えー、ファンと一口にいいましてもいろいろございまして、作品につくファンがいるかと思えば、作者につくファンというのもございます。で、私はといいますと後者のたちでありまして、前々から申しておりますとおり、これだと思うところがあらば、その作者の既刊を集めて集めて集め倒してしまう。そういう類いの、作家からしたら非常にありがたい金づ……、げふんげふん、けど一歩まかり間違うと頭にスのつく困ったちゃんにもなりかねない、ありがたかったり迷惑だったりという、微妙なタイプなのですね。
さて、『ちびでびっ!』という漫画。これが私にとっての寺本薫初遭遇でありまして、おおっ、なんだかいいじゃんと、なかなかにくるものがあったのです。で、私の困った習性から、全部集めちまおうという意欲が出たのですが、その時点で刊行されていたものはなし。で、後に出た『ふるーつメイド』ですが、なぜかこれには手が出ませんでした。なにがいけなかったんだろう……。メイド? あるいは主人公に尽くす女性というのがいかんとでもいうんでしょうか?
その点、『ちびでびっ!』は尽くすというような要素が少なくて、だから私もはまりやすかったのかも知れないですね。基本的に気ままな母、姉、同居人、友人ばかりが出てくる漫画で、そうした人たちに振り回されるヒロインの悲哀たるやいかなるものであるか。そう、この漫画の主人公は女性なんですね。凛々しいタイプのヒロインで、女の子からモテモテでという、最近はやりの百合ものとまではいかないものの、けどどことなしにそうした空気をまとわりつかせているのはうまいところであると思います。
私は寺本薫という人に詳しいわけではないのでいいきることはできないのですが、多分、この人は基本的なお約束を守ろうとするタイプの漫画家なのだと思います。例えば『ふるーつメイド』では、メイドとご主人様という定型を使い、そこにツンデレであるとかどじっ娘であるとかを配置する。こうした約束ごとがはまれば強い訴求力を持つのではないかと思いますが、残念ながら私にはこの定型が決まらなかったのです。対して『ちびでびっ!』はどうかというと、軽度の百合っぽさというのはすでにいいましたが、これに加えてツンデレ要素を多分に加えて、基本的に私はツンデレとやらには興味がないのですが、けれどなんでか『ちびでびっ!』に関してはこれが効きました。いや、ツンデレじゃないか。ちょっといびつな恋愛模様に、かわいい嫉妬を加えましたって感じなんだと思うのですが、こうしたラブコメであってラブコメでなく、けどやっぱりラブコメというようなところがとてもよかったのだと思います。
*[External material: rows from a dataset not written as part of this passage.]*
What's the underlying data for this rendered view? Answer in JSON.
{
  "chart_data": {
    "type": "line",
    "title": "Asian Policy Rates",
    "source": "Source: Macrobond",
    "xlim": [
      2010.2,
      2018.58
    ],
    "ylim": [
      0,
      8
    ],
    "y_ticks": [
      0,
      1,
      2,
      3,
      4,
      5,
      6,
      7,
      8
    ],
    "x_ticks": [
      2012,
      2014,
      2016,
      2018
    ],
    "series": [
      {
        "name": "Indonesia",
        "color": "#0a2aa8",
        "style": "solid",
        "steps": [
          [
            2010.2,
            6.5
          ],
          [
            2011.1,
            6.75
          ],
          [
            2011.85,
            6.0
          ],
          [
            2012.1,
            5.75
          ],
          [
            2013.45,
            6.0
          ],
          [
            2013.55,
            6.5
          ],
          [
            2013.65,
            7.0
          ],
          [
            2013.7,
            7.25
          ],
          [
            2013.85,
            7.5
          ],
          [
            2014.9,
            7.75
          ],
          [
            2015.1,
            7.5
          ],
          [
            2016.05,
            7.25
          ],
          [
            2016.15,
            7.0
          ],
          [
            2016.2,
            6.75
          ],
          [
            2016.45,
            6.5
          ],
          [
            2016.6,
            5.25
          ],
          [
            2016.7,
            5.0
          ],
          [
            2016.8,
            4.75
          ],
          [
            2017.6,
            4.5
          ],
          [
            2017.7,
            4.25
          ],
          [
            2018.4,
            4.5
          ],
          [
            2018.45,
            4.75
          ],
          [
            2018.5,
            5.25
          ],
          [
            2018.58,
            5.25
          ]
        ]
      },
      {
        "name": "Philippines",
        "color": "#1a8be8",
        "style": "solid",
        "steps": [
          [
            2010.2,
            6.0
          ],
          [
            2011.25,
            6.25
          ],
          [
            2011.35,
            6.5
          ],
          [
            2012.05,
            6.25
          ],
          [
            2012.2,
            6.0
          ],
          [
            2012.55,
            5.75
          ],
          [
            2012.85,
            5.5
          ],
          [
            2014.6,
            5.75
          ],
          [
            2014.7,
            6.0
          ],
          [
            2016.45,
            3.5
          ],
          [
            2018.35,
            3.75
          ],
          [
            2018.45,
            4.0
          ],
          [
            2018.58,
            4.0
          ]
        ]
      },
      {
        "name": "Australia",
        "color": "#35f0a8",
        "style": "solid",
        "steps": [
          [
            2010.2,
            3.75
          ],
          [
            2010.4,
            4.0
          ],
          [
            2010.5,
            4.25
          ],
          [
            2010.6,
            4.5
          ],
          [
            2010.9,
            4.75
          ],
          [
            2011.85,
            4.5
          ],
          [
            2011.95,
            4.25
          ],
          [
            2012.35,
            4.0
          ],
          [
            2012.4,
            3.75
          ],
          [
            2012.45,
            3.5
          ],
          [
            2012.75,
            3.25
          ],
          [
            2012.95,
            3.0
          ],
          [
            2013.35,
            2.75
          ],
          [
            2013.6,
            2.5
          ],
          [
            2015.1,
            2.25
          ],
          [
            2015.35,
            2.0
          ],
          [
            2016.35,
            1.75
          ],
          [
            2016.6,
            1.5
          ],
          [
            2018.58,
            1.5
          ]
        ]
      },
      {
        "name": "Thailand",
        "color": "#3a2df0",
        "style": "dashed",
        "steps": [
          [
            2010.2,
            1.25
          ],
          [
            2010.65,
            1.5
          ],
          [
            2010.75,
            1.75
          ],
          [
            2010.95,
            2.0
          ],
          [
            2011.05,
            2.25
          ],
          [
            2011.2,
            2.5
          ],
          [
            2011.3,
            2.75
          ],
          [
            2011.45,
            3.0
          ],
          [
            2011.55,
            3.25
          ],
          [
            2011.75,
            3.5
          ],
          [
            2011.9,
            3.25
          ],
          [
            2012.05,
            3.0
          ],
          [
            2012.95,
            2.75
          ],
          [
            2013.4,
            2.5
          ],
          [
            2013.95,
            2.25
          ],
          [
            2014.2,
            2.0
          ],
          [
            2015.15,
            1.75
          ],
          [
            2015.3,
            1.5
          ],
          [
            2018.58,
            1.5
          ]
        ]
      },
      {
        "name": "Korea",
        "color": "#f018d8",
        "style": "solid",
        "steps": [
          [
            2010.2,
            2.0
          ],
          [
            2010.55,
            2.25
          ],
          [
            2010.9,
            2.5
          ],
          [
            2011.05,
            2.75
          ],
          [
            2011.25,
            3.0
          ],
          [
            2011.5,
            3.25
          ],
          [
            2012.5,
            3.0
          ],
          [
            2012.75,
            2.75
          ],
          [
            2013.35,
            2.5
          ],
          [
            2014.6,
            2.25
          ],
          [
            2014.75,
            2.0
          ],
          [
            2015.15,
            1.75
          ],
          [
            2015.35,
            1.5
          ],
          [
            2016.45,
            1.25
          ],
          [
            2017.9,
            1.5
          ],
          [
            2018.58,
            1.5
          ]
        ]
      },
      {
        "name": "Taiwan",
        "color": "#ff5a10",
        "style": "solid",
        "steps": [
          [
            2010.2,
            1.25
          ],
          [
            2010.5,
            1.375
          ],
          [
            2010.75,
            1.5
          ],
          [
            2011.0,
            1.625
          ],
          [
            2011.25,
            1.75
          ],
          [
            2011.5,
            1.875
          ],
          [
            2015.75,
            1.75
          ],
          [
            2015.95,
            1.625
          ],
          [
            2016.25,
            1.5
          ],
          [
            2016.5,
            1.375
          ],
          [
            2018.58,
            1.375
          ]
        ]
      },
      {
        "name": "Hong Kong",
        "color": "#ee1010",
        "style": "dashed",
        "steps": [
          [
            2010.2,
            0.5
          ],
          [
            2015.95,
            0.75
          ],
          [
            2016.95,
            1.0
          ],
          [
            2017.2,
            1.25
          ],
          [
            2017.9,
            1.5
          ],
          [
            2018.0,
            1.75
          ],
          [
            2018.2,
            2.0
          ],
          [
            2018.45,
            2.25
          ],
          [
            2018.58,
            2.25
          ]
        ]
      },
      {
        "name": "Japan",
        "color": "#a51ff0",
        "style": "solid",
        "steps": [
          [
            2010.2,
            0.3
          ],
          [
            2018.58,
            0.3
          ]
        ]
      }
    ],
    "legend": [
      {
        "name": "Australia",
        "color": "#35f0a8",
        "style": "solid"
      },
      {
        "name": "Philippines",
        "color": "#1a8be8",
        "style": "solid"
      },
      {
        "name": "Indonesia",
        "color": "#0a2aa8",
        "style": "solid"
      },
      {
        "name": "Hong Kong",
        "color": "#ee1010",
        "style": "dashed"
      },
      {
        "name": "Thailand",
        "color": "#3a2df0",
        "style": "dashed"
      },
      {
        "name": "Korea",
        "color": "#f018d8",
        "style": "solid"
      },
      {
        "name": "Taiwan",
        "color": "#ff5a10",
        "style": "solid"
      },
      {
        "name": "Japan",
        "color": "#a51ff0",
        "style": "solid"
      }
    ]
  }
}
さて、『ちびでびっ!』第1巻には販促用小冊子が付けられていまして、それには凛子とラキの小エピソードが入っていて、このちょっといつもより百合色強めというのは非常にいい感じでした(けど、私にはあと三段くらい突っ込んでくれてもよかったかなあなんて思います。直球というより微百合ですよね?)。
小冊子は、私のいつもいっている書店、グランドビル30階の紀伊国屋書店にて入手。まだ残っていましたので、例によって例のごとくお知らせまで。
蛇足
残念ながら、いつものような蛇足って感じじゃないので、はてどうしたものか。特定のキャラクターが、というよりも、登場人物全体の関係が醸し出す空気が好きって感じです。
- 寺本薫『ちびでびっ!』第1巻 (まんがタイムKRコミックス) 東京:芳文社,2006年。